The Schema App Structured Data plugin for WordPress (versions up to 2.2.4) contains a Reflected Cross-Site Scripting vulnerability identified as CVE-2024-11279. The vulnerability was discovered and disclosed on December 11, 2024, affecting the plugin's URL handling functionality (NVD).

The vulnerability stems from improper escaping in the use of add_query_arg function when handling URLs. This implementation flaw creates a potential attack vector where malicious scripts can be injected into web pages.
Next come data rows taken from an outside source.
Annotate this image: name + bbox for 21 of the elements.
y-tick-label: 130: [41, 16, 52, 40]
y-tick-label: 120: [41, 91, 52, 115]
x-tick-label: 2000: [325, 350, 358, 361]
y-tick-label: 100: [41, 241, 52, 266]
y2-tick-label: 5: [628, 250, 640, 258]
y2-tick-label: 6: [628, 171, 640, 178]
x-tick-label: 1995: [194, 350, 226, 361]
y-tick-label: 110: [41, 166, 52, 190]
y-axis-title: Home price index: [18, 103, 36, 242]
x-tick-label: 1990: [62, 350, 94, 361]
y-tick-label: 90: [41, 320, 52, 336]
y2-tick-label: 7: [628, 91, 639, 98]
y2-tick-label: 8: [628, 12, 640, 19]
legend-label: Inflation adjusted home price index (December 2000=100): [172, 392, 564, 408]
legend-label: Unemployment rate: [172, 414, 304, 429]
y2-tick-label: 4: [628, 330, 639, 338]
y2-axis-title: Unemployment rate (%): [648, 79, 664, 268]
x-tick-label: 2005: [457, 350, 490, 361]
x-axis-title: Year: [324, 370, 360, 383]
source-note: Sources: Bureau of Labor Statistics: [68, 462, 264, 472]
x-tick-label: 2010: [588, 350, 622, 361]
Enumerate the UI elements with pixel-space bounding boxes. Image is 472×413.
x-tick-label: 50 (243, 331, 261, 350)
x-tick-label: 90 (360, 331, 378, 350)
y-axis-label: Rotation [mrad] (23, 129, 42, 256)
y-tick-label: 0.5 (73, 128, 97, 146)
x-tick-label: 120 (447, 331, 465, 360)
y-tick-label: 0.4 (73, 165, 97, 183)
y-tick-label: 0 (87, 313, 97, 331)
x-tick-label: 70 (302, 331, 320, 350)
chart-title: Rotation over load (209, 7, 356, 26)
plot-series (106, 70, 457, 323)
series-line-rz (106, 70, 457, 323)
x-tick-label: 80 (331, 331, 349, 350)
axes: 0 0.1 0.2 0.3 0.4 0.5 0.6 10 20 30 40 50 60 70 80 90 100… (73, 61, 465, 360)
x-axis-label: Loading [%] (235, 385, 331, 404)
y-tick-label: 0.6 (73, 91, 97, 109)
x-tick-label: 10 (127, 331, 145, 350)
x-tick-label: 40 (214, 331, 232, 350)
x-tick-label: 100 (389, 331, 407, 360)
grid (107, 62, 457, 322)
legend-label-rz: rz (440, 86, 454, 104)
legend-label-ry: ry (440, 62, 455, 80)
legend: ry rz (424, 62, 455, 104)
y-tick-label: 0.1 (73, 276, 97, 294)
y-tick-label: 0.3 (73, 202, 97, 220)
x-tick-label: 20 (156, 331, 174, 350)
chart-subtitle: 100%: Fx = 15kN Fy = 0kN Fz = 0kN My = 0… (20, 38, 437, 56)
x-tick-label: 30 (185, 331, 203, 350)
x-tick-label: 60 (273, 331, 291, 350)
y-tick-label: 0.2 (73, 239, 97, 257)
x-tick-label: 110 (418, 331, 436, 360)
The vulnerability has been assigned a CVSS v3.1 base score of 6.1 (Medium) with the vector string CVSS:3.1/AV:N/AC:L/PR:N/UI:R/S:C/C:L/I:L/A:N, indicating a network-accessible vulnerability requiring user interaction (NVD).

If successfully exploited, this vulnerability allows unauthenticated attackers to inject arbitrary web scripts that execute when users perform specific actions, such as clicking on a malicious link. This could lead to the compromise of user sessions, theft of sensitive information, or manipulation of website content (NVD).

The vulnerability has been patched in version 2.2.5 of the Schema App Structured Data plugin. Users are strongly advised to update to this latest version which includes security fixes addressing the improper sanitization and escaping in admin notices and settings pages (WordPress Plugin).